Анна снова молча кивнула. Она уже была сожжена изнутри. Ей нечего было терять.
Через неделю ее и еще нескольких выпускников погрузили в теплушку, прицепленную к санитарному поезду. Направление — на Западный фронт. Ночью, лежа на верхних нарах, под стук колес, она впервые за долгое время позволила себе плакать. Тихо, беззвучно, прикусив угол шинели, чтобы не слышали соседки. Она плакала не от страха перед будущим. Она плакала от того, что ее прошлое, казалось, навсегда осталось там, на картофельном поле, под кривым крестом, и та холодная пустота, что жила в ее груди, была единственным, что связывало ее с тем, что когда-то было ее жизнью.
Поезд увозил ее навстречу войне. А она везла с собой войну внутри.
***
Фронт встретил Аню оглушительной какофонией звуков, которые она прежде знала только по сводкам Информбюро. Рев «катюш», свист «ванюш», сухой, отрывистый треск автоматных очередей и оглушительные разрывы артиллерийских снарядов. Здесь, подо Ржевом, в марте 1942-го, земля не просто стонала — она непрестанно содрогалась, вывернутая наизнанку тысячами воронок, черная от гари и крови.
Ее определили в 215-ю стрелковую дивизию, в отдельный батальон связи. Комбат, майор Жданов, человек с лицом, изборожденным шрамами и усталостью, окинул ее скучающим взглядом.
«Еще одна зеленая, — сипло произнес он, не глядя на ее документы. — Держала в руках «Максим»? Нет? Вот и хорошо. Твоя задача — рация. Ты ее и будешь целовать, если прижмет. Старший сержант Колесников покажет позицию».
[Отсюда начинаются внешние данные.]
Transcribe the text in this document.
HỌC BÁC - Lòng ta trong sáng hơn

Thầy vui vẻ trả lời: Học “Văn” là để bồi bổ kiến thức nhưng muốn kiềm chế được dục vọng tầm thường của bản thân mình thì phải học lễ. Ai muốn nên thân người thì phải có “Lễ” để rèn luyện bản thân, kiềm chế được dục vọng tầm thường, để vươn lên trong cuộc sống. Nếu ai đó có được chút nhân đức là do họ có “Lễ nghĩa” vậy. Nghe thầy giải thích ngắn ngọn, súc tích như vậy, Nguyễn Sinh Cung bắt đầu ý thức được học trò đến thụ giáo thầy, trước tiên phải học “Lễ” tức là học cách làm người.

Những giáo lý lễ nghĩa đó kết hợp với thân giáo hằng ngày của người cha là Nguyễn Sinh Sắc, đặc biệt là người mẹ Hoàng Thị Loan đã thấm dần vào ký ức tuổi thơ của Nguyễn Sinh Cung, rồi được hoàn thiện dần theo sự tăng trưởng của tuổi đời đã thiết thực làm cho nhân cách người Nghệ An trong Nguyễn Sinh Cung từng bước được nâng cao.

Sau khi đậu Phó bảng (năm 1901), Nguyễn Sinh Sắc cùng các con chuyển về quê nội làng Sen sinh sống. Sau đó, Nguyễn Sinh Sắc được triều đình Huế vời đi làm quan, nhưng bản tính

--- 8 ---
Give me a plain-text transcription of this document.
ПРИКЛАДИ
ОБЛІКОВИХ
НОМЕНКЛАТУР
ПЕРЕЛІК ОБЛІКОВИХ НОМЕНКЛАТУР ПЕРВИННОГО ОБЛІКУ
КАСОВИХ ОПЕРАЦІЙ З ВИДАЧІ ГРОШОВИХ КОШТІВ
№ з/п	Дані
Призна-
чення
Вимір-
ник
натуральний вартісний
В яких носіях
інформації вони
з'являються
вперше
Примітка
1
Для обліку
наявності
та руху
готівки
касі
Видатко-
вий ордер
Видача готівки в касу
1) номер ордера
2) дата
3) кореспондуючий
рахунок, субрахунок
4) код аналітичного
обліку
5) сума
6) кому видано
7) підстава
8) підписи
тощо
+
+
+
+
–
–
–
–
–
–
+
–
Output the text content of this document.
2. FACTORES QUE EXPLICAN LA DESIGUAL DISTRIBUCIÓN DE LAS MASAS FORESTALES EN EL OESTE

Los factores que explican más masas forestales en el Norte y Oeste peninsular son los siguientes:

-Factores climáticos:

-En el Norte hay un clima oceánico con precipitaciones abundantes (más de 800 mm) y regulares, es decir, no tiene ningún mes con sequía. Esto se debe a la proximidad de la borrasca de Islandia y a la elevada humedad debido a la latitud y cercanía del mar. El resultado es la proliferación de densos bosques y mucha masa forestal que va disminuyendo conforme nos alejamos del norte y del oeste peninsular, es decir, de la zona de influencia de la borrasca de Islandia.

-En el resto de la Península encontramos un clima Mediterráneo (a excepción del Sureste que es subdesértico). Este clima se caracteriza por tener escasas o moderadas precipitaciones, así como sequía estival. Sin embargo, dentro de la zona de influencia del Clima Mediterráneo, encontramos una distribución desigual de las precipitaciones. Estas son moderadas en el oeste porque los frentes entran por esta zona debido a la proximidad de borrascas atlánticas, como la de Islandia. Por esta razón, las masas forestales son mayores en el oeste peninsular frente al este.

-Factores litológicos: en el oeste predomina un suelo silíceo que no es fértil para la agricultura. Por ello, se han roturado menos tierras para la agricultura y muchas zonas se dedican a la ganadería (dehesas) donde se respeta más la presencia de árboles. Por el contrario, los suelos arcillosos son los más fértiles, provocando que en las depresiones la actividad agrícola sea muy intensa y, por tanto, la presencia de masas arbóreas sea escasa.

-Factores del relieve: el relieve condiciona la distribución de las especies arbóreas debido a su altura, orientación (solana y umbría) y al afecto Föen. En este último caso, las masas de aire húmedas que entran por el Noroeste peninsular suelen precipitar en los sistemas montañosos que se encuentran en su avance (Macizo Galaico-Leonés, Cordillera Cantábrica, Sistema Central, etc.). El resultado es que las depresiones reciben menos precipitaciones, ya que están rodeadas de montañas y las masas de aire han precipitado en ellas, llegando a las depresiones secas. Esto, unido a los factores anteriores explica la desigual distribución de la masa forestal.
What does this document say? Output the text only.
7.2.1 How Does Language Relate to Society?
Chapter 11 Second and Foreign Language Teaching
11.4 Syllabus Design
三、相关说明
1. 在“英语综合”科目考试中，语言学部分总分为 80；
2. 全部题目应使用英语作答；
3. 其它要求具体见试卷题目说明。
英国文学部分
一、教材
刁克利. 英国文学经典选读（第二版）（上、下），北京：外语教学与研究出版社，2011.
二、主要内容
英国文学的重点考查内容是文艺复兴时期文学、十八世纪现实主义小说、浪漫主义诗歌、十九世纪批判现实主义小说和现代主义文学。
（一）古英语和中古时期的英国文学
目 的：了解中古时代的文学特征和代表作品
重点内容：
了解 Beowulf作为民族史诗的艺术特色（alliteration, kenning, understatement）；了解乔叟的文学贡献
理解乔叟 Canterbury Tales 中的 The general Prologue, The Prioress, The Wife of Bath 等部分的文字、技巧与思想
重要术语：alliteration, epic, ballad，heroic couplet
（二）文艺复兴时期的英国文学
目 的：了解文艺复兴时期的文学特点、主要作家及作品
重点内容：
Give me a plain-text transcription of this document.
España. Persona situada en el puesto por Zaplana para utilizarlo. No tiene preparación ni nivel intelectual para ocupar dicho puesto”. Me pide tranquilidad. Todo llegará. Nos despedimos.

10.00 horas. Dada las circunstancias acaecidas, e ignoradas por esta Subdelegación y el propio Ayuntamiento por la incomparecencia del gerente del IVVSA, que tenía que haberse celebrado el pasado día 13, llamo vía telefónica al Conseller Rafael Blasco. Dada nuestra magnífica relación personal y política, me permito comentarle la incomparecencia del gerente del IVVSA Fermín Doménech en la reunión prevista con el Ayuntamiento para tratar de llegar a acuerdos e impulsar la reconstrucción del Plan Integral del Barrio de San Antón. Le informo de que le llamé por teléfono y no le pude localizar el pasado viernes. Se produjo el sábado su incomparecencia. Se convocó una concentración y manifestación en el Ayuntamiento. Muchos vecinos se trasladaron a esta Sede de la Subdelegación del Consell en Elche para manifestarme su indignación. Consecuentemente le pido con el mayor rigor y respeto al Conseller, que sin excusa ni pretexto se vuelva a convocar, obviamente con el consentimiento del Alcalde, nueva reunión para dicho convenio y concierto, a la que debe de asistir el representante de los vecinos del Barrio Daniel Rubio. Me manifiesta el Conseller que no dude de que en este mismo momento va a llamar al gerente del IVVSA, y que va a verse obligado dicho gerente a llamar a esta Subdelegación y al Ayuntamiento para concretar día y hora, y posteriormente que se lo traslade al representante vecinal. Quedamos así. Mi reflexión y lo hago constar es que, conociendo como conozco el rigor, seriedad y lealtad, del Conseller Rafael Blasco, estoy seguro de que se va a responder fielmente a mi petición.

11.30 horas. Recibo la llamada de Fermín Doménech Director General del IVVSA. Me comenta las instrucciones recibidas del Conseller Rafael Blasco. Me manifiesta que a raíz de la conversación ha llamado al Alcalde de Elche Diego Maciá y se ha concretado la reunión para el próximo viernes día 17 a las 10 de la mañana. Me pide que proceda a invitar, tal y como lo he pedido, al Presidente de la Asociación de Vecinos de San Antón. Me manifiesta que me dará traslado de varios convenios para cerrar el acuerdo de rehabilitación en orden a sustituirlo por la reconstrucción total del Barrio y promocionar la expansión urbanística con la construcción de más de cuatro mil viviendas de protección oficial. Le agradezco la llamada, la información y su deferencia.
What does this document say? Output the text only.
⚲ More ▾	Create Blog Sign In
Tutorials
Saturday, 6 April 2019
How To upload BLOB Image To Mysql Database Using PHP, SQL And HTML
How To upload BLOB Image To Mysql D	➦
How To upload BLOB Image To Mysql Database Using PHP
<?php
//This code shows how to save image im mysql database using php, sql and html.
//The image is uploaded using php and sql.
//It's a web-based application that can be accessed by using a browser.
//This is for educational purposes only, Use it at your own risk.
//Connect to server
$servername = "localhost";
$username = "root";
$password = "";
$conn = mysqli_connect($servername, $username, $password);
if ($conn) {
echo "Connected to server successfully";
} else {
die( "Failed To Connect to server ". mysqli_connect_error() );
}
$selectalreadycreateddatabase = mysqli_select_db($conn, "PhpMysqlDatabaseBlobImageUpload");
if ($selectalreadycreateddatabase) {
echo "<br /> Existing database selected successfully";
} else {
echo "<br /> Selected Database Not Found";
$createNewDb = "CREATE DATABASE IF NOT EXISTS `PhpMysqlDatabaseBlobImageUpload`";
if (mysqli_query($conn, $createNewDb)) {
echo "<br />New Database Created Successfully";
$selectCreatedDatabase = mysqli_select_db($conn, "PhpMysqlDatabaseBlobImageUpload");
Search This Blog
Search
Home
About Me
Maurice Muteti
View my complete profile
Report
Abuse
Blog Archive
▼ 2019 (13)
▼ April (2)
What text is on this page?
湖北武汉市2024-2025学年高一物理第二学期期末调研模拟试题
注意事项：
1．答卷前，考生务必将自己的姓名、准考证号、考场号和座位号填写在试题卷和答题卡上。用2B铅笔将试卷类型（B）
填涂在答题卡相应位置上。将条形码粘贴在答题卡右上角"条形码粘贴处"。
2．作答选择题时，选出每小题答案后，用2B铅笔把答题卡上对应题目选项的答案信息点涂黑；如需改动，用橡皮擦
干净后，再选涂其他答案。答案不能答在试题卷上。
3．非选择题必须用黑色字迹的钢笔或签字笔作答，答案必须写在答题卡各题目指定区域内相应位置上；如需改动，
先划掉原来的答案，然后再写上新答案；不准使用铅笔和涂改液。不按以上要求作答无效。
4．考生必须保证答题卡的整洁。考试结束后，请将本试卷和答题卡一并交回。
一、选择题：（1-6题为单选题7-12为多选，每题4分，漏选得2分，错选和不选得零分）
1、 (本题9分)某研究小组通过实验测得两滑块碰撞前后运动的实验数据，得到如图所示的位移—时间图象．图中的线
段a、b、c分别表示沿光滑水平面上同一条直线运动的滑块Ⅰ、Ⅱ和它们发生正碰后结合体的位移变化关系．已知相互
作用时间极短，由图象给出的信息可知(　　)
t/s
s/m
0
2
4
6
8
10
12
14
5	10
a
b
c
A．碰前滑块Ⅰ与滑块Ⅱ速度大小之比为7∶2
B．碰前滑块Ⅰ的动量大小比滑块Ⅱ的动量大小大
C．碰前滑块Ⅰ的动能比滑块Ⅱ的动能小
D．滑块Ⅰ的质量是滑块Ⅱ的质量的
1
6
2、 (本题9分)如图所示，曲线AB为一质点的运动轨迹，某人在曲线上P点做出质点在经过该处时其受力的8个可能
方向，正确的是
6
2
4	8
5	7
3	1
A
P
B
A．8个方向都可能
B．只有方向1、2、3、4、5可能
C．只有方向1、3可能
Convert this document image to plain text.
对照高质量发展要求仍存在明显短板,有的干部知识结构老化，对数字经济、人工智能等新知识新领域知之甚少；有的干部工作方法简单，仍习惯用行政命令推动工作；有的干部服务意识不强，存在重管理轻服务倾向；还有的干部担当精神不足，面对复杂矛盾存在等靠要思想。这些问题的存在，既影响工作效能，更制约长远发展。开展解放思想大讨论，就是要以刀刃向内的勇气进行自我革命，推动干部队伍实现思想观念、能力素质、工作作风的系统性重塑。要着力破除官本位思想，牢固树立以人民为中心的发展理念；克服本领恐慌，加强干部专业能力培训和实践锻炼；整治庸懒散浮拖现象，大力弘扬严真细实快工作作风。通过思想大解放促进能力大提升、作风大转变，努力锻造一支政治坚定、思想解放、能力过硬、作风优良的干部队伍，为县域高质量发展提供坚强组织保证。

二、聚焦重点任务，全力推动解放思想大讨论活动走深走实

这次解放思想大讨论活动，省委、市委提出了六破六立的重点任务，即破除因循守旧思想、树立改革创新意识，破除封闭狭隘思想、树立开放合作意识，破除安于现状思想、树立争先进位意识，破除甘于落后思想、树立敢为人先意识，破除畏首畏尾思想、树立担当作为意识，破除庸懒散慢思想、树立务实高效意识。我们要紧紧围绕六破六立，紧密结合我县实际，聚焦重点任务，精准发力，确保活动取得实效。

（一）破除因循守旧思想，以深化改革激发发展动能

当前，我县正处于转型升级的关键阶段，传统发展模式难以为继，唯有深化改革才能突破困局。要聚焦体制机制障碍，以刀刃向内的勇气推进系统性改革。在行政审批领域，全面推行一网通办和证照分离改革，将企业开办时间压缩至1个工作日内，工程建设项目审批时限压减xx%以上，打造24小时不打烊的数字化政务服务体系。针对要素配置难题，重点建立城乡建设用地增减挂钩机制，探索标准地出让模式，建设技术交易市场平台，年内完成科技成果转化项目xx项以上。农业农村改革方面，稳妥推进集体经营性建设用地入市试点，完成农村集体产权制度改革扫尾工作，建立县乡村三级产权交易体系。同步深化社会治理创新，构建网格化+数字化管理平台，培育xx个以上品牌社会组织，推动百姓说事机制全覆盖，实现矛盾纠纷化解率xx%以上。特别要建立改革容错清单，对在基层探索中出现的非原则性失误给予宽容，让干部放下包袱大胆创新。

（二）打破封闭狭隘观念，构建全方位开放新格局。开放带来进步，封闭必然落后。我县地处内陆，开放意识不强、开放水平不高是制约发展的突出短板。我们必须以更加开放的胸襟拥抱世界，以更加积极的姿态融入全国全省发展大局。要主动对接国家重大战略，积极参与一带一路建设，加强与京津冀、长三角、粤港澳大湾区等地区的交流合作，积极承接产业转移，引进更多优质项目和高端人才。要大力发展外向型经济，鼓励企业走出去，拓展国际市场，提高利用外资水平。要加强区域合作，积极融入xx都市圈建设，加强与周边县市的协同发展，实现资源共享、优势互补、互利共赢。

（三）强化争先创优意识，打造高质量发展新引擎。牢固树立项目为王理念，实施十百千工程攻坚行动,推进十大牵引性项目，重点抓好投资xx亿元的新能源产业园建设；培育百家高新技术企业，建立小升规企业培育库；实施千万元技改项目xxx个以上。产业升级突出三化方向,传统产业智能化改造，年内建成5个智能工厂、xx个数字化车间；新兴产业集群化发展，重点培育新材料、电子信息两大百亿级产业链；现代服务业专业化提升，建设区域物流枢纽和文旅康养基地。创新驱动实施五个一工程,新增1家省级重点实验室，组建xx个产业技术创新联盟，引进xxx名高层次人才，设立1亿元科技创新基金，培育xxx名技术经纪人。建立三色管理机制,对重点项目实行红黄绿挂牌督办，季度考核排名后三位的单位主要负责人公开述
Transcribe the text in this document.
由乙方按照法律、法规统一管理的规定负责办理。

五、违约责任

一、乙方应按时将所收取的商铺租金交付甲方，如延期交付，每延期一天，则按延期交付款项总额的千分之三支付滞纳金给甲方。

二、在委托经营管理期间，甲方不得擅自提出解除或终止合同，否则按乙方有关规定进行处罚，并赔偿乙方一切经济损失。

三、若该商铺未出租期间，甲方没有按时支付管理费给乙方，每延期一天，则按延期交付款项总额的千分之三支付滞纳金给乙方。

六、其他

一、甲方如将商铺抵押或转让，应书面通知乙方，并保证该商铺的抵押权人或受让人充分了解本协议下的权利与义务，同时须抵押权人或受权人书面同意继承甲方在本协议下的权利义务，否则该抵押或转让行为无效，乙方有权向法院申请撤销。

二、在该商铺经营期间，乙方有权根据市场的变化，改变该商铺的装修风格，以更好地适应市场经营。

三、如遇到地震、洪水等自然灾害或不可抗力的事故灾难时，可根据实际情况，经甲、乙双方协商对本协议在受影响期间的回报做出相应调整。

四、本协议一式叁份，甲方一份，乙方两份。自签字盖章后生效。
Позицией оказался блиндаж на склоне оврага, в метре от которого зияла воронка от недавнего попадания. Блиндаж трясло при каждом близком разрыве, с потолка сыпалась земля. Напарником Анны стал как раз тот самый Колесников — худой, долговязый парень с удивительно добрыми глазами и неизменной папиросой в углу рта.
«Не пугайся вида, сестрица, — хрипло сказал он, помогая ей установить «Север-бис» на самодельный стол из ящиков от снарядов. — Держится. А главное, немцы по этому овражку бьют редко — считают его неперспективным. Мы им дважды по нервам проехались, вот они и зауважали».
Анна кивнула, сосредоточенно проверяя контакты. Ее первая боевая смена началась той же ночью. Штаб дивизии требовал срочно передать координаты для артподготовки. Немецкие пеленгаторы, почуяв новую рацию, почти сразу вышли на них. В наушниках послышался характерный гул — признак того, что их пеленгуют.
«Анюта, собирайся, пошли!» — крикнул Колесников, уже сбрасывая с рации чехол.
Но Анна, не отрываясь от ключа, лишь мотнула головой: «Минута! Кончаю!»
Она видела, как бледнеет Саша. Они знали: у них есть не больше пяти-семи минут с момента начала пеленгации до первого прилета.
«Черт! Да бросай ты!» — закричал он, но было поздно. Анна отбила последнюю группу цифр, отключила питание и лишь тогда начала стремительно сматывать кабели.
Они выскочили из блиндажа и бросились вглубь оврага, как раз когда над их старым укрытием с воем пронесся первый снаряд. Земля вздыбилась, осыпая их комьями мерзлой грязи. Второй разрыв прогремел уже ближе.
«Куда?!» — задыхаясь, крикнул Колесников.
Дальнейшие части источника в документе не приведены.